O halde bu durumda Londra seyahat günlüğümü de yazıp bitirmiş olmam gerek değil mi dostlar? Ama nerde, daha dördüncü sayfadayım ve altı sayfa daha yazmalıyım. Çünkü televizyonu bir açıyorum bir Türkan Şoray filmi, mesela Kara Gözlüm. Türkan bu filmde güzelliğinin dorğunda iken, Kadir İnanır çirkinlik abidesi gibi görünüyor, neden öyle olmuş anlamadım.

Fakat ne kadar güzel bir film, Kara Gözlüm.

Türkan fakir bir balıkçı kızıdır, Kadir iste fakir bestekar. Son derece eğlenceli bir takım olaylar silsilesinden sonra (filmde kullanılan argo harikulade), Türkan Kazablanka gazinosunda assolist olur, Madama Sürpik'ten 10 derste adabı muaşeret dersi falan alır, koparız bu sahnelerde. Gazinoda ise nihansin dideden şarkısı ile prova yapadursun, Şopen Kadir onun için, Kara Gözlüm şarkısını besteler. Bu arada genç çift beraberce uçurtma uçurup pamuk şekeri yemektedirler.

Ve Türkan ilk gecesinde (Belkıs Özener'in sesiyle) sevemedim karaa göözlümm diye şarkı söylemeye başlarken önünden tepsiyle Kadir yürür ağır ağır, ne sahnedir ama. Türkan meşhur olur, paraya baba der, ama kendini meşhur eden şarkıların meçhul bestekarını bulamaz. Bu arada Hollywood'dan gelen bir ekip Türkan'ı Rock Hudson ile film çevirmek üzere Amerika'ya davet eder. Kadir için bu kadarı çok fazladır. Türkan'ın şöhretinden korkarak başka bir kızla nişanlanır, ama heyhat, nişan merasiminde şarkı söylemeye gelen assolist (şimdilerin ekstrası oluyor) Türkan'dan başkası değildir, olamaz da zaten. Sonunda Türkan gazinoyu bırakıp balıkçı arkadaşlarına döner, Kadir peşinden gider, 250 gr karides ister, ve aşıklarımız kavuşurlar.
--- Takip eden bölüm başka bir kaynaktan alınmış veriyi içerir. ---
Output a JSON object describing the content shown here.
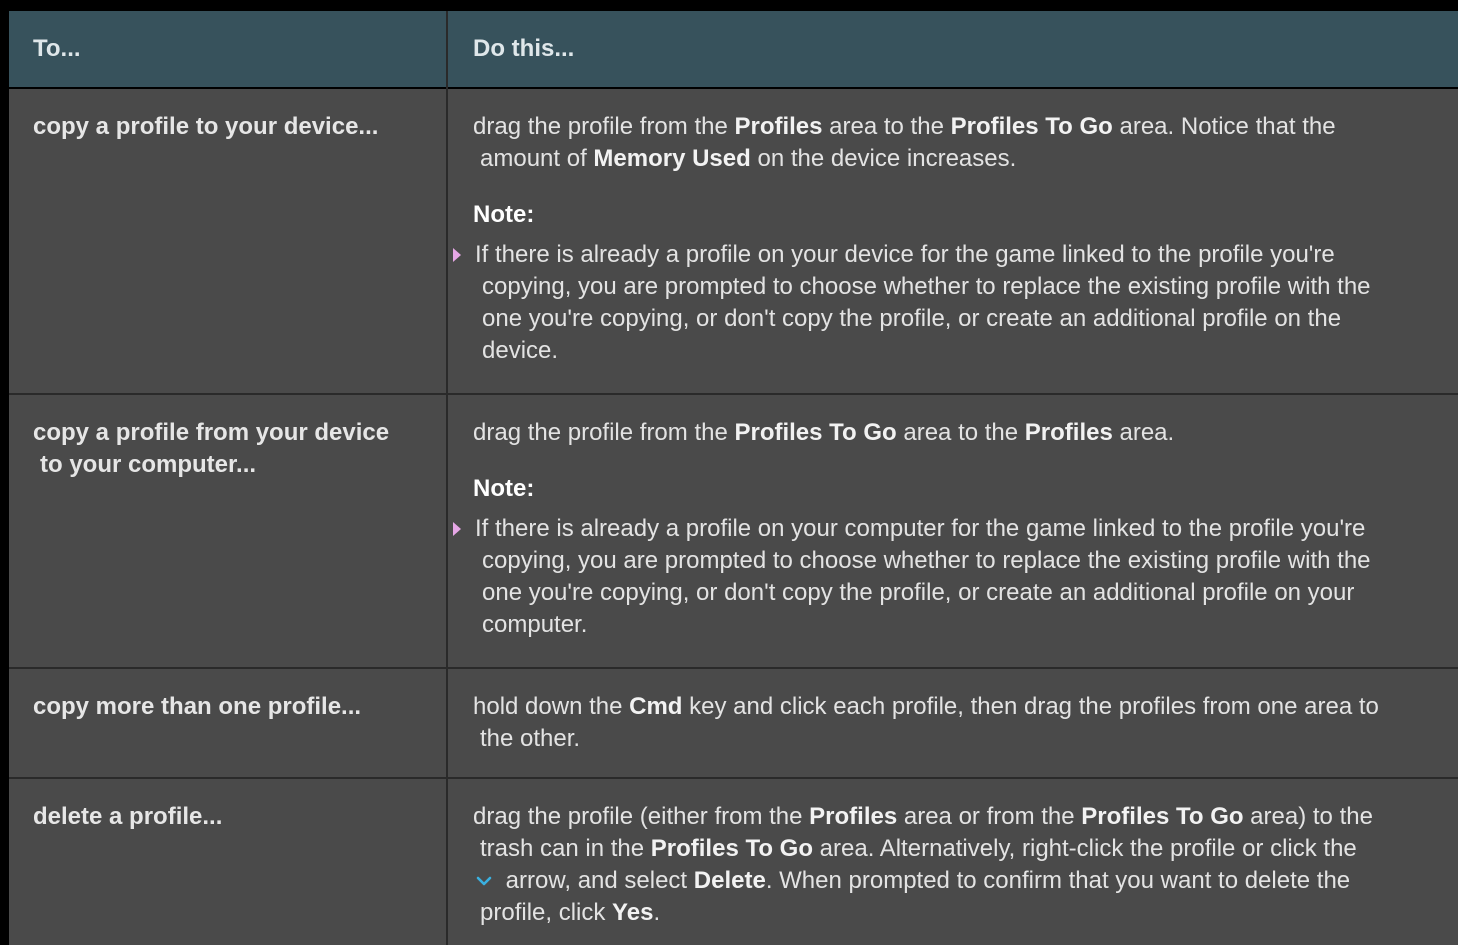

İzlediğim diğer film ise Ateş Parçası. hatta film biraz önce bitti, gözümü ekrandan alamadım ki Londra makalemi bitireyim. Şoray harikulade güzel, bıyıksız Kartal Tibet yanında sönük kalıyor idi.

Defalarca izlediğimiz bu filmde, Türkan bir çadır tiyatrosunda palyaçodur. Bir takım absürd olaylar sonucu yağmurlu bir geceyi zengin şımarık çocuğu Kartal'ın evinde geçirir, argo lafları, bozuk ağzı ve patavatsızlığı ile adamın nişanlısını delirtip evden kaçırır. Halbuki ertesi gün Kartal nişanlısı ile mutlaka bir davete katılmalıdır, bu durumda Türkan nişanlı rolüne girmek için giyinir, süslenir ve olağanüstü güzelliği, zekası ve sempatikliği ile Kartal'ı şıp diye kendine aşık eder.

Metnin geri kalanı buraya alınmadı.